Despite the difficulties in Kaz’s life (in addition to his mom’s health and money problems, his father died years earlier), he’s still very much an average teenage boy who loves music and girls. This combination of earnest teen behaviour mixed with a sense of responsibility and compassion makes Kaz a likable and believable narrator. Kaz’s life is definitely not easy, but he chooses to work hard rather than complain.

Then Kaz meets Zoey, a busker on a street corner near his home, and falls under the spell of her beautiful, haunting music. Zoey has her own dark secrets; she won’t let Kaz get too close and is strangely evasive about her past and the bizarre instrument she plays, affectionately called the “rood rattler” due to its giant cross-like shape.

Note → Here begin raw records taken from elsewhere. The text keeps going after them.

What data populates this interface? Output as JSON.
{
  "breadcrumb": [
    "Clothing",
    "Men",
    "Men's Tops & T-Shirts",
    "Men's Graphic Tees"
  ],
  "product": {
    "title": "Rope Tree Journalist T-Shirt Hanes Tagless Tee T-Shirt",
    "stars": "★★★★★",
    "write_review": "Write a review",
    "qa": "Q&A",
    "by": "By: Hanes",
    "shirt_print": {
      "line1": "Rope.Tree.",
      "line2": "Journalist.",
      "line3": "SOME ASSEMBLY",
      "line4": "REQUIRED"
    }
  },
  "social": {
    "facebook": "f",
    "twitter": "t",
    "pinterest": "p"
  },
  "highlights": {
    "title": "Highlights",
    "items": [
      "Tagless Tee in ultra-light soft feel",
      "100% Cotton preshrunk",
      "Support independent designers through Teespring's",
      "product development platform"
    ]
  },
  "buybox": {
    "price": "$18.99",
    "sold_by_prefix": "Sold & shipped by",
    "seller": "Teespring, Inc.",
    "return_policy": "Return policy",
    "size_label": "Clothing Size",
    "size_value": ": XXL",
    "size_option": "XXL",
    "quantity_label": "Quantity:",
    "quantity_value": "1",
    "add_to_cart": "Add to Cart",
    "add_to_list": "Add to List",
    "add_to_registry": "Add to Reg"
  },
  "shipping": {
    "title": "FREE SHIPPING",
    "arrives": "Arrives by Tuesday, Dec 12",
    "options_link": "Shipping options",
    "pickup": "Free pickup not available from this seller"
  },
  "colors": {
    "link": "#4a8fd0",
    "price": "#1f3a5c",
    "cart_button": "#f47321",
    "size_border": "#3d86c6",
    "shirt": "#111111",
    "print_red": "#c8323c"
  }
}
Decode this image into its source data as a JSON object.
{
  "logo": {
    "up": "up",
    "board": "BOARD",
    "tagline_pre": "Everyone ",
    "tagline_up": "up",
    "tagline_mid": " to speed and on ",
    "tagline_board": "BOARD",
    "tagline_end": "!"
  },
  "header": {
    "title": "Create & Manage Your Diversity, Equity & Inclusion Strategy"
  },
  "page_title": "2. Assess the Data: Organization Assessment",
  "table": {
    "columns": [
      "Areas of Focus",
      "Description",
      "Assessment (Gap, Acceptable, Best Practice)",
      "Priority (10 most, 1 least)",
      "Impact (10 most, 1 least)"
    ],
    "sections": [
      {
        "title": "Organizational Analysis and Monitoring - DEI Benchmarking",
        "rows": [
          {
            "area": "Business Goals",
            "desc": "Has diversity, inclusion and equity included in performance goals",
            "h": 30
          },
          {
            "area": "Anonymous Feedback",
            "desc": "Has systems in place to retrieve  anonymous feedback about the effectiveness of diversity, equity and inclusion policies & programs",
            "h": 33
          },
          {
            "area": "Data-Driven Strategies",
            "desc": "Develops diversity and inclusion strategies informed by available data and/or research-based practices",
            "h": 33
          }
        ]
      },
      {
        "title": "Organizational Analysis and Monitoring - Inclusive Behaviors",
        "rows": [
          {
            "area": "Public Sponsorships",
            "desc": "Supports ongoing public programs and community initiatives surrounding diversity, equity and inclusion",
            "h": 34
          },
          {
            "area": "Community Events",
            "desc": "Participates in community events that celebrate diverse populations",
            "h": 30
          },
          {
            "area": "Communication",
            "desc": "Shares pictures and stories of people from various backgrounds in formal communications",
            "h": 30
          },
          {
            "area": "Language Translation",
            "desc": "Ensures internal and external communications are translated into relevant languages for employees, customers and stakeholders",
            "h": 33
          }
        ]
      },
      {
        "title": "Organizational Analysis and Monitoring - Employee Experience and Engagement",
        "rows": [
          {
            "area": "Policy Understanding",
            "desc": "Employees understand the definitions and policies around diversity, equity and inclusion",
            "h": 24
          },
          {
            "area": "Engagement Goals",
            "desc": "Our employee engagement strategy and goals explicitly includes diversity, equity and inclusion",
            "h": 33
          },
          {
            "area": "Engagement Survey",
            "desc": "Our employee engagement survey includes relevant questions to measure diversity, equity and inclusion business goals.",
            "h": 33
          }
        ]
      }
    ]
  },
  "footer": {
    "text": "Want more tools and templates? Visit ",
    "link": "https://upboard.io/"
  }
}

Weston effectively drops hints about Zoey’s mysterious past, and it won’t be too difficult for astute readers to put the pieces together a step or two ahead of Kaz. This isn’t necessarily a criticism; rather, it’s entirely believable that Kaz’s obsessive love for Zoey would blind him to the truth. Fortunately, the novel’s journey is suitably winding to keep the reader intrigued.